Here are excerpts taken from the President’s Cancer Panel report (“Reducing Environmental Cancer Risk: What We Can Do Now,” submitted to President Obama by Dr. LaSalle Leffall, Jr., an oncologist and professor of surgery at Howard University, and Dr. Margaret L. Kripke, an immunologist at the M.D. Anderson Cancer Center in Houston), and from the Panel’s letter to President Obama:
• “Exposure to pesticides can be decreased by choosing, to the extent possible, food grown without pesticides or chemical fertilizers...Similarly, exposure to antibiotics, growth hormones, and toxic run-off from livestock feed lots can be minimized by eating free-range meat raised without these medications.”

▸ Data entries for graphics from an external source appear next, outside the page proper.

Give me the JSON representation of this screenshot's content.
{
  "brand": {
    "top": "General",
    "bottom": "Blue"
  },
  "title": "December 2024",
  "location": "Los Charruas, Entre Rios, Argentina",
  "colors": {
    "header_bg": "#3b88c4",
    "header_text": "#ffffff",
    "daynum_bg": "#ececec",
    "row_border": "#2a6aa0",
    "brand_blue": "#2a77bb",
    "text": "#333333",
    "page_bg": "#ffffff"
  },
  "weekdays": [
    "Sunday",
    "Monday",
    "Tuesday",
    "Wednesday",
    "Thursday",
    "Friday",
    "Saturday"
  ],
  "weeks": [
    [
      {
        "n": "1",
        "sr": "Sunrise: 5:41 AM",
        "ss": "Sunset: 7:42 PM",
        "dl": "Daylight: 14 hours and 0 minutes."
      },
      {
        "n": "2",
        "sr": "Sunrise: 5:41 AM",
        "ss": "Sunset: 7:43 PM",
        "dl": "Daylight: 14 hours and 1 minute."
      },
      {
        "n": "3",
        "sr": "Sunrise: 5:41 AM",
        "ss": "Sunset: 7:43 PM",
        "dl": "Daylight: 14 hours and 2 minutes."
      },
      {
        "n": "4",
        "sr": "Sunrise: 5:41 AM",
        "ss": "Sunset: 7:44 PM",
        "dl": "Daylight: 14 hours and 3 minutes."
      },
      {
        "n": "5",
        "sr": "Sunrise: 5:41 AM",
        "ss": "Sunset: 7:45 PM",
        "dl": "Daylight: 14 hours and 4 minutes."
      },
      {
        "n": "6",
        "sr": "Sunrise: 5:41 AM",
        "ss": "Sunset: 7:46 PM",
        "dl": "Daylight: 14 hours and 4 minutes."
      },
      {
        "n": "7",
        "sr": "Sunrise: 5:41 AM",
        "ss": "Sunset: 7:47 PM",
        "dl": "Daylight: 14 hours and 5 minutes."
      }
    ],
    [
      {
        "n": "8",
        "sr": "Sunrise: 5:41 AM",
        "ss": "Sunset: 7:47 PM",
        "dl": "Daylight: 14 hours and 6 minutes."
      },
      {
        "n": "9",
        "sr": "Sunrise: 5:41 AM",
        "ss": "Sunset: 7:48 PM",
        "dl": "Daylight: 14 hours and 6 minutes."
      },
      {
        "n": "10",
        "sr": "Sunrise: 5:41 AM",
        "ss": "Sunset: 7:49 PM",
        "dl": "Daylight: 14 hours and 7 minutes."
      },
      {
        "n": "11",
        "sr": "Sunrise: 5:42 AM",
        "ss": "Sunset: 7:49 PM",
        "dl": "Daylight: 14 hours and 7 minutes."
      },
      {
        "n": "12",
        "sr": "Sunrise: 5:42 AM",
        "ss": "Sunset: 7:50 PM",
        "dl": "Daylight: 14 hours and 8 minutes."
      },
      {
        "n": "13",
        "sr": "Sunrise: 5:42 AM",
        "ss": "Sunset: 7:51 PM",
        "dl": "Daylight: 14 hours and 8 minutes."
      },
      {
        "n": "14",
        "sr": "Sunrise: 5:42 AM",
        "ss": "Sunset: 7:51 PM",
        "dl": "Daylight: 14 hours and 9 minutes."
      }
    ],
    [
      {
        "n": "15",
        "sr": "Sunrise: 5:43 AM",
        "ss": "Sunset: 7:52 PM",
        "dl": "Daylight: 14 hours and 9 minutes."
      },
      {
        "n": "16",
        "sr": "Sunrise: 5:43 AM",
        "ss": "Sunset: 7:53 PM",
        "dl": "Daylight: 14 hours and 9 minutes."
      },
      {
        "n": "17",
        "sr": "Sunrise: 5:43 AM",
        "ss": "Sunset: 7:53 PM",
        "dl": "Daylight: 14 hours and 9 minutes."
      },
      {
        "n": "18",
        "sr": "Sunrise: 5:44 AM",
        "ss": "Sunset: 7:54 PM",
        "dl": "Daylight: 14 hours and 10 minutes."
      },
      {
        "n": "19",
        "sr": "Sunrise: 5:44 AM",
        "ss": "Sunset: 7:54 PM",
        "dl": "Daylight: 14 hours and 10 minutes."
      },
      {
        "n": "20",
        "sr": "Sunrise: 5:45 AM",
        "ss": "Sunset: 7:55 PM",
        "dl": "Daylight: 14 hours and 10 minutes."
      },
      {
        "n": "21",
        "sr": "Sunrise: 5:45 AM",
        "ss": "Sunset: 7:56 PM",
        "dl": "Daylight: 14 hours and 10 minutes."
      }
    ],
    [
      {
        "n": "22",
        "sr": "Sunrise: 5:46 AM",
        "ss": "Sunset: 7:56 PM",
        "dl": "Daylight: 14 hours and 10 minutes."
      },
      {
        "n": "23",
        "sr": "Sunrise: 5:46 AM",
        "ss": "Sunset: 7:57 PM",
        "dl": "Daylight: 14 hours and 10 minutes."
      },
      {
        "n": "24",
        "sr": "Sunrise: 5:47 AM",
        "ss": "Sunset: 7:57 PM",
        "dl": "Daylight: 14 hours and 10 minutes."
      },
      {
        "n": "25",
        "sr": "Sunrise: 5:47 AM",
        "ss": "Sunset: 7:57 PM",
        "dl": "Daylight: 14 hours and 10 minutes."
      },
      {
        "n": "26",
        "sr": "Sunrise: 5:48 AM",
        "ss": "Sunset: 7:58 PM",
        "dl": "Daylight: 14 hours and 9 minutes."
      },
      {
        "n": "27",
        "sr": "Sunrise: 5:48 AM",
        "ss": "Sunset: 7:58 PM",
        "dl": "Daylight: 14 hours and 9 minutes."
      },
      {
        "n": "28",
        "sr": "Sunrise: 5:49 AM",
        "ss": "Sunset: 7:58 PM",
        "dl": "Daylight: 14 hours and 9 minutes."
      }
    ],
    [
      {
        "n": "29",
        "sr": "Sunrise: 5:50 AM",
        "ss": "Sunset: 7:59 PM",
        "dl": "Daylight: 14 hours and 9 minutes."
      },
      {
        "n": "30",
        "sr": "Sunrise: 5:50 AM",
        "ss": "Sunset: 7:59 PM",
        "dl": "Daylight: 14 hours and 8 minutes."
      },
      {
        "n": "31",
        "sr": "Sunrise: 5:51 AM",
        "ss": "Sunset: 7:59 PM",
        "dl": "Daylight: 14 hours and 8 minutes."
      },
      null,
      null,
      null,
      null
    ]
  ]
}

• “The American people—even before they are born—are bombarded continually with myriad combinations of these dangerous exposures,” the panel wrote in a letter to President Obama. It added. “The Panel urges you most strongly to use the power of your office to remove the carcinogens and other toxins from our food, water, and air that needlessly increase health care costs, cripple our Nation’s productivity, and devastate American lives.”
• The panel added, “Many known or suspected carcinogens first identified through studies of industrial and agricultural occupational exposures have since found their way into soil, air, water and numerous consumer products...Some of these chemicals have been found in maternal blood, placental tissue, and breast milk samples from pregnant women and mothers who recently gave birth. Thus, chemical contaminants are being passed on to the next generation, both prenatally and during breastfeeding.”
The President’s Cancer Panel’s full report is available online: http://deainfo.nci.nih.gov/advisory/pcp/pcp08-09rpt/PCP_Report_08-09_508.pdf
* Organic foods, which are produced using scientifically based practices, avoid the use of the deleterious chemicals which the President’s Cancer Panel cites. In fact, organic food production and processing represent the only system that uses certification and inspection to verify that these chemicals are not used on the farm all the way to our dinner tables. Organic production is based on a system of farming that maintains and replenishes soil fertility without the use of toxic and persistent pesticides (herbicides, insecticides, and fungicides) and synthetic fertilizers. Organically produced foods also must be produced without the use of antibiotics, synthetic hormones, genetic engineering and other excluded practices, sewage sludge, or irradiation. Cloning animals or using their products would be considered inconsistent with organic practices. Organic foods are minimally processed without artificial ingredients, preservatives, or irradiation to maintain the integrity of the food. In addition, animal confinement in feedlots is prohibited.